Quando questa produzione scadente ebbe saturato il mercato e con l’arrivo di una lunga crisi internazionale, la domanda crollò, lasciando i magazzini iraniani colmi di merce invenduta. Anche le copie cinesi che avevano seguito negli anni lo stesso percorso contribuirono a questa implosione del mercato del tappeto benché proprio i cinesi furono i primi a tornare a produrre manufatti di grande qualità.
Paradossalmente infatti, mentre la fascia di acquirenti a cui erano destinate le produzioni economiche aveva cominciato a risentire di una crisi che sarebbe iniziata proprio in quegli anni per esplodere e perdurare negli anni successivi, il mercato del lusso richiedeva ancora beni di grande prestigio. Così le manifatture cinesi rispolverarono la loro migliore tradizione annodatoria iniziando a creare copie di tappeti pregiati con materiali pregiati. Purtroppo, sempre e solo di copie si tratta.
Parte di questa produzione viene oggi addirittura venduta a paesi come Iran e Turchia e successivamente esportata per rispondere alla richiesta di prodotti pregiati del mercato occidentale.
Il risultato è un mercato alquanto opaco, confuso e contradditorio in cui l’acquirente finale trova enorme difficoltà a comprendere le abissali differenze di prezzo e di valore.
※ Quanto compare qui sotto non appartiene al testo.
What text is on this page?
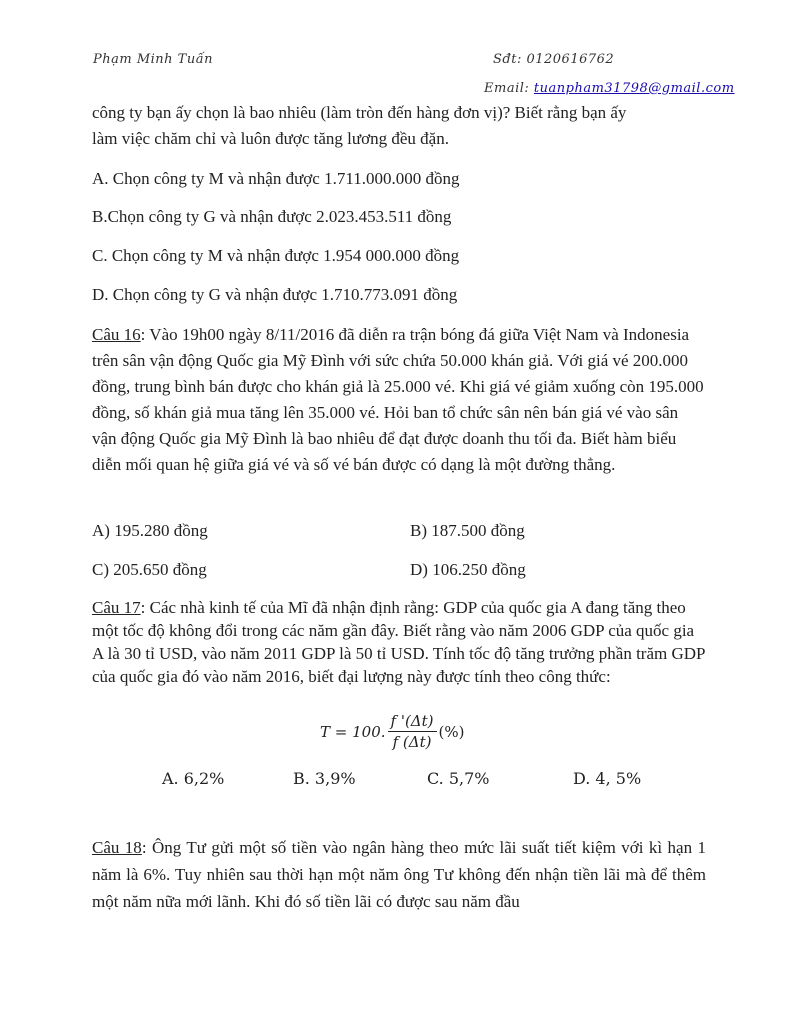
Phạm Minh Tuấn	Sđt: 0120616762
Email: tuanpham31798@gmail.com
công ty bạn ấy chọn là bao nhiêu (làm tròn đến hàng đơn vị)? Biết rằng bạn ấy
làm việc chăm chỉ và luôn được tăng lương đều đặn.
A. Chọn công ty M và nhận được 1.711.000.000 đồng
B.Chọn công ty G và nhận được 2.023.453.511 đồng
C. Chọn công ty M và nhận được 1.954 000.000 đồng
D. Chọn công ty G và nhận được 1.710.773.091 đồng
Câu 16: Vào 19h00 ngày 8/11/2016 đã diễn ra trận bóng đá giữa Việt Nam và Indonesia trên sân vận động Quốc gia Mỹ Đình với sức chứa 50.000 khán giả. Với giá vé 200.000 đồng, trung bình bán được cho khán giả là 25.000 vé. Khi giá vé giảm xuống còn 195.000 đồng, số khán giả mua tăng lên 35.000 vé. Hỏi ban tổ chức sân nên bán giá vé vào sân vận động Quốc gia Mỹ Đình là bao nhiêu để đạt được doanh thu tối đa. Biết hàm biểu diễn mối quan hệ giữa giá vé và số vé bán được có dạng là một đường thẳng.
A) 195.280 đồng	B) 187.500 đồng
C) 205.650 đồng	D) 106.250 đồng
Câu 17: Các nhà kinh tế của Mĩ đã nhận định rằng: GDP của quốc gia A đang tăng theo một tốc độ không đổi trong các năm gần đây. Biết rằng vào năm 2006 GDP của quốc gia A là 30 tỉ USD, vào năm 2011 GDP là 50 tỉ USD. Tính tốc độ tăng trưởng phần trăm GDP của quốc gia đó vào năm 2016, biết đại lượng này được tính theo công thức:
T = 100. $\frac{f '(\Delta t)}{f (\Delta t)}$ (%)
A. 6,2%	B. 3,9%	C. 5,7%	D. 4, 5%
Câu 18: Ông Tư gửi một số tiền vào ngân hàng theo mức lãi suất tiết kiệm với kì hạn 1 năm là 6%. Tuy nhiên sau thời hạn một năm ông Tư không đến nhận tiền lãi mà để thêm một năm nữa mới lãnh. Khi đó số tiền lãi có được sau năm đầu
L’autentica produzione persiana più pregiata e prestigiosa è ridotta oggi a pochissimi esemplari.
Sovente gli stessi rivenditori di tappeti (c’è in questo settore un’innegabile improvvisazione) non sono in grado di riconoscere le differenti provenienze e di assegnare un valore corretto agli esemplari. Per districarsi in un settore così ingarbugliato e purtroppo ricco di imbonitori e mercanti di scarsa preparazione, occorre oggi più che mai affidarsi a mediatori di provata competenza e di lunga esperienza.
Gli esemplari di sicuro valore e di qualità inarrivabile sono oggi veramente molto rari: gran parte della produzione iraniana e turca tende a produrre tappeti belli e raffinati ma risparmiando sui costi per contenere il prezzo finale.
Ne risultano manufatti prodotti, ad esempio con la seta sintetica (rayon p viscosa) piuttosto che annodati con la tecnica jufti che da l’effetto di una battitura fitta dei nodi ma in realtà non garantisce una lunga durata. La prima difficoltà nei paesi produttori è di reperire manodopera altamente specializzata nell’annodatura e questo è uno dei motivi per cui sono pochissime le scuole capaci di creare capolavori prestigiosi oggi.
La raccomandazione per chi volesse addentrarsi nel collezionismo è sempre la stessa: diffidare degli ‘affarissimi’ ed accertarsi della competenza del mediatore per iniziare un percorso in un mondo ancora straordinariamente affascinante e di indiscutibile valore culturale, estetico ed economico.